Hiermit sind einige wichtige Punkte genannt, die den in Kiel geborenen Dwinger als Autor ausmachen: Vom Vater stammt die Verwurzelung im Soldatischen, von der Mutter die Liebe zur russischen Sprache und Kultur. Beide kommen auf ungute Weise zusammen, als der gerade Siebzehnjährige in Kriegsgefangenschaft gerät, und seitdem hat sich Dwinger im Grunde zeitlebens an dem Konflikt zwischen seinem soldatischen Nationalismus und seiner Faszination für Russland abgearbeitet. Das vielleicht interessanteste Buch ist dabei sein autobiografisch geprägtes Werk Die Armee hinter Stacheldraht, das er 1929 nach einigen weniger erfolgreichen Romanen veröffentlichte: Dwinger nimmt hier kein Blatt vor den Mund, was das Elend der Kriegsgefangenen angeht, und liefert keine der in dieser Zeit üblichen Heldengeschichten aus dem Weltkrieg, sondern eine schonungslose und drastische Charakterisierung des Elends in sibirischen Gefangenenlagern. In den weiteren Teilen seiner autobiografischen Trilogie wird aus diesem Elend ein politisches Programm abgeleitet: In Wir rufen Deutschland (1932) schildert Dwinger, wie die wieder in Deutschland eingetroffenen Kriegsgefangenen sich mit der Weimarer Republik nicht arrangieren können und die neuen, demokratischen Verhältnisse als Verrat begreifen:
„Die verdammte Republik!“ sagt er wütend. „Alles macht sie einem kaputt … Aber Kopf hoch, Mann!
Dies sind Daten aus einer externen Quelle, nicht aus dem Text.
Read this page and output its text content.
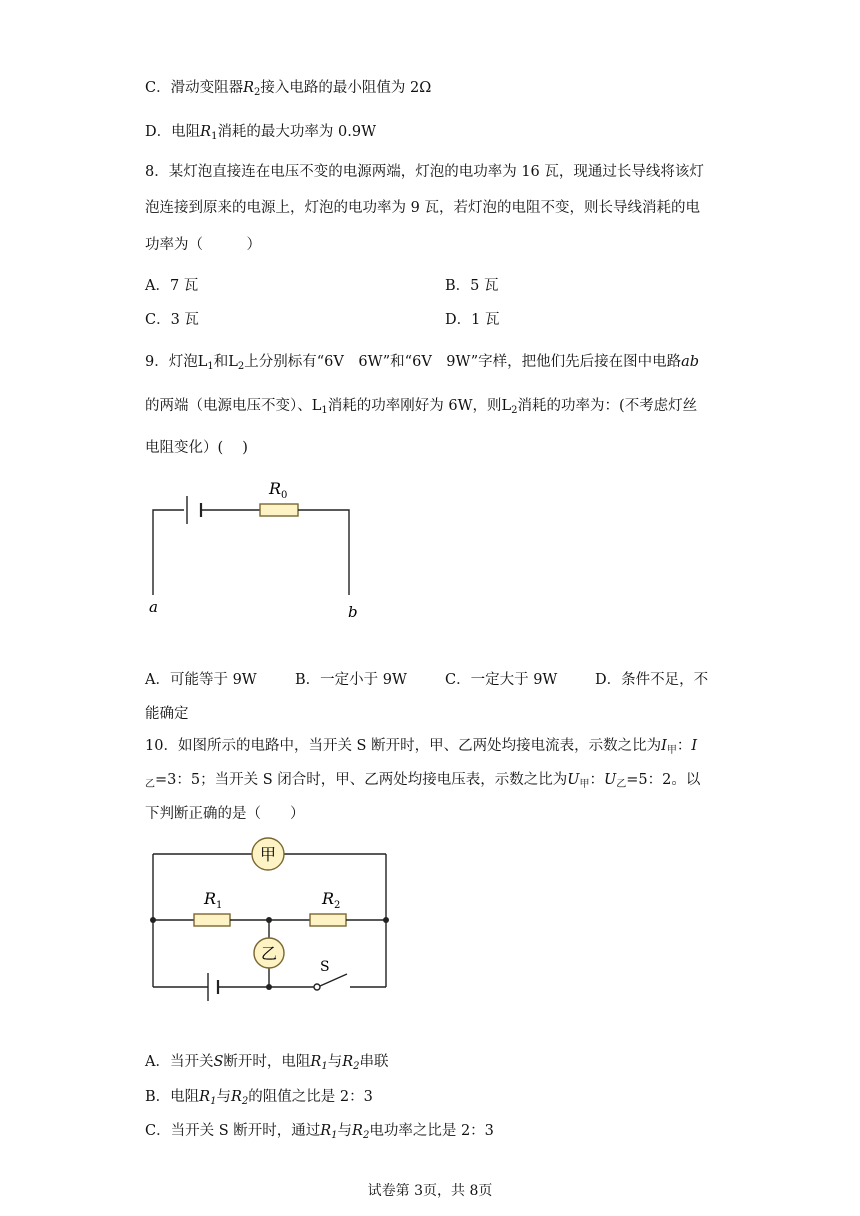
C．滑动变阻器$R_2$接入电路的最小阻值为 2Ω
D．电阻$R_1$消耗的最大功率为 0.9W
8．某灯泡直接连在电压不变的电源两端，灯泡的电功率为 16 瓦，现通过长导线将该灯
泡连接到原来的电源上，灯泡的电功率为 9 瓦，若灯泡的电阻不变，则长导线消耗的电
功率为（　　　）
A．7 瓦	B．5 瓦
C．3 瓦	D．1 瓦
9．灯泡$L_1$和$L_2$上分别标有“6V　6W”和“6V　9W”字样，把他们先后接在图中电路ab
的两端（电源电压不变）、$L_1$消耗的功率刚好为 6W，则$L_2$消耗的功率为：(不考虑灯丝
电阻变化）(　 )
R 0
a	b
A．可能等于 9W	B．一定小于 9W	C．一定大于 9W	D．条件不足，不
能确定
10．如图所示的电路中，当开关 S 断开时，甲、乙两处均接电流表，示数之比为$I_甲$：I
$_乙$=3：5；当开关 S 闭合时，甲、乙两处均接电压表，示数之比为$U_甲$：$U_乙=5$：2。以
下判断正确的是（　　）
甲
乙
R 1	R 2
S
A．当开关S断开时，电阻$R_1$与$R_2$串联
B．电阻$R_1$与$R_2$的阻值之比是 2：3
C．当开关 S 断开时，通过$R_1$与$R_2$电功率之比是 2：3
试卷第 3页，共 8页
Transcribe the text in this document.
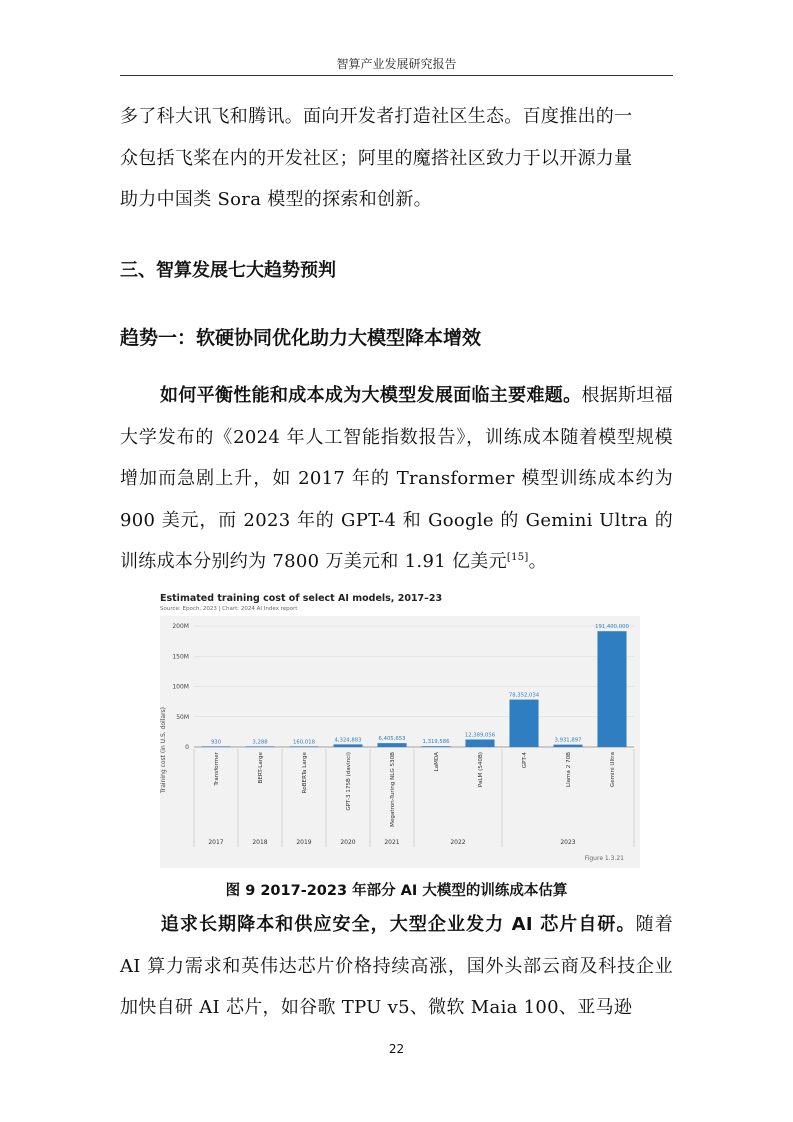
智算产业发展研究报告
多了科大讯飞和腾讯。面向开发者打造社区生态。百度推出的一
众包括飞桨在内的开发社区；阿里的魔搭社区致力于以开源力量
助力中国类 Sora 模型的探索和创新。
三、智算发展七大趋势预判
趋势一：软硬协同优化助力大模型降本增效
如何平衡性能和成本成为大模型发展面临主要难题。根据斯坦福大学发布的《2024 年人工智能指数报告》，训练成本随着模型规模增加而急剧上升，如 2017 年的 Transformer 模型训练成本约为 900 美元，而 2023 年的 GPT-4 和 Google 的 Gemini Ultra 的训练成本分别约为 7800 万美元和 1.91 亿美元[15]。
Estimated training cost of select AI models, 2017–23
Source: Epoch, 2023 | Chart: 2024 AI Index report
0
50M
100M
150M
200M
930	3,288	160,018	4,324,883	6,405,653
1,319,586
12,389,056
78,352,034
3,931,897
191,400,000
Transformer	BERT-Large	RoBERTa Large	GPT-3 175B (davinci)	Megatron-Turing NLG 530B	LaMDA	PaLM (540B)	GPT-4	Llama 2 70B	Gemini Ultra
2017	2018	2019	2020	2021	2022	2023
Training cost (in U.S. dollars)
Figure 1.3.21
图 9 2017-2023 年部分 AI 大模型的训练成本估算
追求长期降本和供应安全，大型企业发力 AI 芯片自研。随着 AI 算力需求和英伟达芯片价格持续高涨，国外头部云商及科技企业加快自研 AI 芯片，如谷歌 TPU v5、微软 Maia 100、亚马逊
22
Wir kommen auch mal wieder dran!“
Solche Positionen machen Dwinger, der sich nach seiner Rückkehr aus der Gefangenschaft als Landwirt im Allgäu selbstständig gemacht hat, nach der nationalsozialistischen Machtergreifung zu einem gesuchten Mann. Seine Romane dieser Zeit liefern den Machthabern die antisemitischen und vor allem antikommunistischen Stoffe, die sie brauchen, und Dwinger wird mit dem Auftrag, Propagandaschriften zu verfassen, an die West- und die Ostfront geschickt. Er ist Mitglied des nationalsozialistischen „Eutiner Dichterkreises“ und (seit 1937) der NSDAP. Lediglich, was das Verhältnis des Nationalsozialismus zu Russland angeht, ist Dwinger anderer Meinung als das Regime: Er bestreitet die „rassische“ Minderwertigkeit der Russen und ist Befürworter der Idee, ein pro-deutsches Marionettenregime zu installieren. In seiner berüchtigten „Posener Rede“ von 1943 kritisiert Heinrich Himmler russophile „Männer[], die meistens irgendwie östlicher Provenienz sind, die in ihrer Jugend dort drüben waren, zum Teil sehr gute Bücher geschrieben haben, dabei eine russische Mutter hatten und die nun erzählen“, ohne Dwinger direkt beim Namen zu nennen. #1 Nach dem Ende des Regimes wird Dwinger, dessen Bücher in Westdeutschland weiter verlegt und gelesen werden, diese Differenz zum Anlass nehmen, sich als Widerstandskämpfer zu stilisieren, und stellt zu diesem Zweck seine Kontakte zur Russischen Befreiungsarmee und deren Kommandanten Andrej Wlassow heraus. In seinem Roman General Wlassow (1951) tritt er selbst als „Schriftsteller Hollstein“ auf – vielleicht ein spätes Bekenntnis zu seiner Herkunftsregion.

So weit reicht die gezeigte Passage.